Sanchez’s success at Arsenal was no flare up. He averaged at least 3.6 shots per 90 minutes in each of his four seasons with the club. As soon as he pulled on a United shirt that changed. He did not even manage half that many shots in either his first season there or his second. He became a different player because he was a different player in United’s system.

“He was coming into a defensive playing team,” argued Robin van Persie. The Dutchman made the same journey north but he had joined Sir Alex Ferguson’s United. Jose Mourinho’s concerns over the team’s defence meant that there was rarely an overlapping full-back able to buy space for Sanchez and there wasn’t the same freedom either.

It proved a toxic combination. There was more onus on Sanchez to make things happen for himself but less space in which to do so. He had fewer touches in the opposition box and attempted more dribbles than ever before in trying to get there – earning unwanted headlines when he ceded possession 36 times in games against Huddersfield and Newcastle.

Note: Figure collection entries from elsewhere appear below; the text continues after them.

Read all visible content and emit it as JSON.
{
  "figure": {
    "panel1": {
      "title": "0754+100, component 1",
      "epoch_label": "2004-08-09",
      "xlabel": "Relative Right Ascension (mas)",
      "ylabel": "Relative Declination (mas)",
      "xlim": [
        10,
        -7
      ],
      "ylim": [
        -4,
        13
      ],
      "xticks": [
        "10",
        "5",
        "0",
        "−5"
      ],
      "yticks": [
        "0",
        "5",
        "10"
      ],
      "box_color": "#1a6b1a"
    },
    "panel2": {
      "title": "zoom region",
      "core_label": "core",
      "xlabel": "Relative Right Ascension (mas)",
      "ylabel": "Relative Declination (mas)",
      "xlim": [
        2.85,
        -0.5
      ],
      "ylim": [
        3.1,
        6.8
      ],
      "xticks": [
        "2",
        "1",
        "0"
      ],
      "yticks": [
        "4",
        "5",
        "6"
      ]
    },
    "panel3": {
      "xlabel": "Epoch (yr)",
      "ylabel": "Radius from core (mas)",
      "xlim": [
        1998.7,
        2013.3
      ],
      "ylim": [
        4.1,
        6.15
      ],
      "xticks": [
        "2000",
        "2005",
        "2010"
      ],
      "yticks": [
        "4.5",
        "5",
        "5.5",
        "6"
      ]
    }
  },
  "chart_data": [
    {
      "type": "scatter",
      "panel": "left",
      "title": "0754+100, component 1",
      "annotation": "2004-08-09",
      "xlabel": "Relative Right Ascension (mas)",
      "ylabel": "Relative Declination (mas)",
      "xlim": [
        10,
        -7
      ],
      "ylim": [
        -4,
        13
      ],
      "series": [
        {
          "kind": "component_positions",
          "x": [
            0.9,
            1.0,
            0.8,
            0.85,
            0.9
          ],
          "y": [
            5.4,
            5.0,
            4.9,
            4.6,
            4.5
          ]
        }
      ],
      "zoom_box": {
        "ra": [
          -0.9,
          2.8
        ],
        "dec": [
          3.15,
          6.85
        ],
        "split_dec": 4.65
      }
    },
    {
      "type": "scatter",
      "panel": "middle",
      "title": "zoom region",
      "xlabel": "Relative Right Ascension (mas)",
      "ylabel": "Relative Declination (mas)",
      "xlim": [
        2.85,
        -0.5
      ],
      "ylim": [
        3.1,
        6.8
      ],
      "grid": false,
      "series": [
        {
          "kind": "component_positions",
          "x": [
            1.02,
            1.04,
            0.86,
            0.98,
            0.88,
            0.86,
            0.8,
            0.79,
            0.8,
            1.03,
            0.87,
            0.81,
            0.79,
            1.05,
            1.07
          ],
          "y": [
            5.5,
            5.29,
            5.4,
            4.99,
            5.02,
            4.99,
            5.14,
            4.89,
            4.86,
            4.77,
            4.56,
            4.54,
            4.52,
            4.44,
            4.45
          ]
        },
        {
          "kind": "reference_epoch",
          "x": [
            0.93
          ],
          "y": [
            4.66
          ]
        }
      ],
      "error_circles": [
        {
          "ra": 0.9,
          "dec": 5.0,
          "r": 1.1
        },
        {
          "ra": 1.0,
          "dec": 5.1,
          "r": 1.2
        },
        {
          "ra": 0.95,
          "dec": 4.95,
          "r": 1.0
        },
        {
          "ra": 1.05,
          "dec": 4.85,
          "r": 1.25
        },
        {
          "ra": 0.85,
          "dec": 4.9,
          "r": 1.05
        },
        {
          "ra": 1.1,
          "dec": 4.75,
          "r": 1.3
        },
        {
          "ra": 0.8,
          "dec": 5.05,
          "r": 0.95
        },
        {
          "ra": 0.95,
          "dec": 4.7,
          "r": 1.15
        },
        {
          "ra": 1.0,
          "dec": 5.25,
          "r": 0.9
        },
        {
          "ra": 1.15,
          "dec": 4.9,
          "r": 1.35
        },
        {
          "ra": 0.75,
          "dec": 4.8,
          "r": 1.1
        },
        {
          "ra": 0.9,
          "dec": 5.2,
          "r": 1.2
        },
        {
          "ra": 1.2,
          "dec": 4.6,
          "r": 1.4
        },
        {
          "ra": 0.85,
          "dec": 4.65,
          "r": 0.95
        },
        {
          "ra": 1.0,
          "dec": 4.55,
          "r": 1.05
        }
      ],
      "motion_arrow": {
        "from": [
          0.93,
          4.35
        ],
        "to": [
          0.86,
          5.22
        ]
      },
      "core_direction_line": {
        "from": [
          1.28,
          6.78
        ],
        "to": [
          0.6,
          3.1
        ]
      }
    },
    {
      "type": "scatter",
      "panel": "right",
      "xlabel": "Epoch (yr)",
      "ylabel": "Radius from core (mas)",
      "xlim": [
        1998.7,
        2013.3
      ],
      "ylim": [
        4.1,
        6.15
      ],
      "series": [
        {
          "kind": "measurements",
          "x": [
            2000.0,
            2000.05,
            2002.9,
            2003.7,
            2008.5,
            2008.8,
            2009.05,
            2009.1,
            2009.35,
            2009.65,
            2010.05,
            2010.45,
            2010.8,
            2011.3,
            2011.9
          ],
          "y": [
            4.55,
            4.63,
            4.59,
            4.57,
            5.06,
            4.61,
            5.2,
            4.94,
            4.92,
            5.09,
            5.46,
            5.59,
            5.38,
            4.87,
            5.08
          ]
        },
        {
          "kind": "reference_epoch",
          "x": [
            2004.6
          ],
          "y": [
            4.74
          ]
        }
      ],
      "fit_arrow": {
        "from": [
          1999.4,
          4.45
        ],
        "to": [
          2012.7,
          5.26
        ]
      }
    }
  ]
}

In truth, while Sanchez could be careless in possession, this was never the real issue. Like many other top players, Sanchez had always been afforded this responsibility at Arsenal too. He had the freedom to try things because he was the man to make things happen. Some of the most productive players give the ball away. Unfortunately, he was no longer so productive.

Interestingly, his creativity levels remained fairly constant throughout his Premier League career. He even produced assists more regularly at United than he had at Arsenal – think of the two goals that he laid on during that memorable 3-2 win over Manchester City at the Etihad Stadium in 2018. He created as much as he ever did but that was never his main strength.

Sanchez got more goals than assists in each of his seasons at Arsenal but that statistic was reversed in both of his campaigns with United. At Arsenal, he had a shot more often than he created a chance for a team-mate. At United, he created a chance for a team-mate more often than he had a shot. It was an inversion of what had made him such a good player.

Hope faded long ago. Last season, Sanchez actually lost possession less often than ever before. In part, that’s because he stopped dribbling. The man who had built his game on being the man to make things happen abdicated that responsibility. Wenger, the coach who trusted him more than anyone, identified a lack of belief as leading to him becoming cowed.

“I believe he has lost confidence,” said Wenger. “The strength of Alexis Sanchez is to show initiative, to dribble, to take people on. These players are the most vulnerable when they have no confidence any more because their game is based on feeling free to take the initiative. He had a high level of physical energy and he has lost that as well.”

That last point offers perhaps the most telling explanation why there was unlikely to be a way back for the player. Sanchez turned 31 in December. The qualities that once marked him out as one of the best will be difficult to recapture and though Inter have made the move permanent his tally of four goals for his new club suggests United will just be grateful to have trimmed some of his vast wage from their outgoings.

He departs as just another disappointment – albeit an expensive one. Another example of the malaise that gripped the club in the years after Ferguson’s retirement. Inexplicable? There were reasons, clues why this was not a good fit, and more that could have been done to make it work. But nobody could have foreseen quite how badly Sanchez’s move would go.